A terrorist plot to detonate three bombs at a German international football match was foiled at the last minute when the game was cancelled, security sources claim.
German security services were warned by their French counterparts that the plot to bomb the HDI Arena in Hanover included five explosives, with a fourth at a nearby bus stop and a fifth at a rail station.
The apparent plot was foiled when match between Germany and the Netherlands was cancelled and the stadium evacuated 90 minutes before the scheduled kick-off on Tuesday evening.
The details of the plot were revealed by an unnamed security official, speaking to the Frankfurter Allgemeine Sonntagszeitung. Despite the security precautions, no arrests were made and no explosives found at the stadium.
Germany’s interior minister Thomas de Maiziere has refused to disclose details of the threats that led to the match’s cancellation.

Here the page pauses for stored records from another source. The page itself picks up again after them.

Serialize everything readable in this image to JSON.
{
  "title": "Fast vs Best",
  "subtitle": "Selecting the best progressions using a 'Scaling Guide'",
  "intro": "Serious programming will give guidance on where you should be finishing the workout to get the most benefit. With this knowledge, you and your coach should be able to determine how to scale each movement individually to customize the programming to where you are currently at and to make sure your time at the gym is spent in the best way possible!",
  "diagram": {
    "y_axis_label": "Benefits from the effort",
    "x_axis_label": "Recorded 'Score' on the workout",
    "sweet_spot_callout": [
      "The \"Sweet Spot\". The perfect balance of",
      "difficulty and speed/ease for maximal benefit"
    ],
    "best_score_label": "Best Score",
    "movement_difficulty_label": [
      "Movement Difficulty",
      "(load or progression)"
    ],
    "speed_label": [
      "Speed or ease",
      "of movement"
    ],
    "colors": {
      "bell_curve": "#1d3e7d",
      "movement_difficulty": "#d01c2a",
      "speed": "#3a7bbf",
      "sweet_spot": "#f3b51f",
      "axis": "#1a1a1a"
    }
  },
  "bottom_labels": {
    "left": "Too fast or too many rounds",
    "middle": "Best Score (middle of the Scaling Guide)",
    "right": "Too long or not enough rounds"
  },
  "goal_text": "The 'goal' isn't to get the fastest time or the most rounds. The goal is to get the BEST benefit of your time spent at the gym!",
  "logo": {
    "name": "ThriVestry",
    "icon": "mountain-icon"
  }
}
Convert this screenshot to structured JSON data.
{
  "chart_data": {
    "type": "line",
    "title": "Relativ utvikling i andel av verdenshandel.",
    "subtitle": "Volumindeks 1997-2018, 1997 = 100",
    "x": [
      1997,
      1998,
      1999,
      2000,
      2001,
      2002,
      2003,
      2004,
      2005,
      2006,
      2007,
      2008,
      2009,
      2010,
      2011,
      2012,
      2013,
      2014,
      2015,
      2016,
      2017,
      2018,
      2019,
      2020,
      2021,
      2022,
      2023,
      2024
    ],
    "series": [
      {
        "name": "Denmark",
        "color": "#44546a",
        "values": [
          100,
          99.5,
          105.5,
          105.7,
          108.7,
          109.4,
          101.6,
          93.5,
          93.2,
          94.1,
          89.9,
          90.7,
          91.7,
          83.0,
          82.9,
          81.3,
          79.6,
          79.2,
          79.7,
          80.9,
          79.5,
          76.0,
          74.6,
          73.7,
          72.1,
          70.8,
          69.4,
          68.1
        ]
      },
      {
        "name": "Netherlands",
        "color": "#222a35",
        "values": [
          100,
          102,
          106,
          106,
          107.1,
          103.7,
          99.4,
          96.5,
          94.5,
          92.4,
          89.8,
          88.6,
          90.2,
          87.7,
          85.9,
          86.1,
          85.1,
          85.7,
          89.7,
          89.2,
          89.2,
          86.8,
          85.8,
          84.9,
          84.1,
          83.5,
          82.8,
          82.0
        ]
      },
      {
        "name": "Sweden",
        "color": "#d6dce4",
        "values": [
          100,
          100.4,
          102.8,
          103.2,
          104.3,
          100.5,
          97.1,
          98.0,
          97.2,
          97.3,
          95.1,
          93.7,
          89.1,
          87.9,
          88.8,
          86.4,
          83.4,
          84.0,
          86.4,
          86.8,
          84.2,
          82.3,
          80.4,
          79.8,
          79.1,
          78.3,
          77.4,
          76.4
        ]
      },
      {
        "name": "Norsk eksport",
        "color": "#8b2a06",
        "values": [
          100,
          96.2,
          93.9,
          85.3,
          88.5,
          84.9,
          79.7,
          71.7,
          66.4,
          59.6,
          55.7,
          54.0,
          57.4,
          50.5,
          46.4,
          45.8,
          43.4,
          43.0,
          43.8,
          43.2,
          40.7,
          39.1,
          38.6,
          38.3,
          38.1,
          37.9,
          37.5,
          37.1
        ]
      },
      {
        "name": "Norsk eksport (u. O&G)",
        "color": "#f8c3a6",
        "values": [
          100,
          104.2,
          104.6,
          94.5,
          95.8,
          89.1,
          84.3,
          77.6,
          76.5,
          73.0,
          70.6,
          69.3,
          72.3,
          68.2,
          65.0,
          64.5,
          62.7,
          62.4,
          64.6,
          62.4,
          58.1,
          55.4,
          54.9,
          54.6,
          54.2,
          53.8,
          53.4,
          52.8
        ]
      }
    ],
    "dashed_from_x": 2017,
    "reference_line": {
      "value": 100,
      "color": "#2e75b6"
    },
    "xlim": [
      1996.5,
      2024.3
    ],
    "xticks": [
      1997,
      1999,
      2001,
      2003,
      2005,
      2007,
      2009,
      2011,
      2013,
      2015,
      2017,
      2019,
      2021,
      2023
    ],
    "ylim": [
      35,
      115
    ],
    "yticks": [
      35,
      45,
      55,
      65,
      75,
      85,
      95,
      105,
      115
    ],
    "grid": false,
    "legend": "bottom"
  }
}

The state premier of Lower Saxony Stephan Weil said a firm indication about a "concrete danger" based on secret information had prompted the cancellation of the match.
Lower Saxony's interior minister, Boris Pistorius, said there had been indications of a security threat but declined to confirm or deny media reports that a tip-off came from a foreign intelligence agency.
The Frankfurter Allgemeine's claims have been contradicted by state broadcaster ZDF, also using anonymous security officials as their source, who said they could not be certain whether a German terror group existed, The Guardian reports.
The German chancellor, Angela Merkel, who had been due attend the match along with several other government ministers, said: "I was just as sad as the millions of fans that the match was cancelled. But the security officials took a responsible decision.”
"These are difficult decisions, perhaps the most difficult given the conflicting priorities of freedom and security. But yesterday it was right to decide based on security.”
The head of Germany's BfV domestic intelligence agency said that while Germany is an enemy of Isis, which has claimed responsibility for the Paris attacks, it should not cancel public events in the face of security fears.
But the head of the federal police, Holger Muench, warned the number of potential Islamist attackers is growing, posing an increasingly difficult challenge to German security.
Mr Muench said police know of around 750 people from Germany who have travelled to Syria and Iraq, possibly to military training camps, and about one third of them have returned.
In the UK, Premier League clubs are also on "extra high alert" following the Paris attacks, Richard Scudamore, the league's executive chairman, told BBC’s Newsnight.
Belgium's national Crisis Centre raised the threat alert in the Brussels region to Level 4 on Saturday, which indicates a "serious and immediate threat."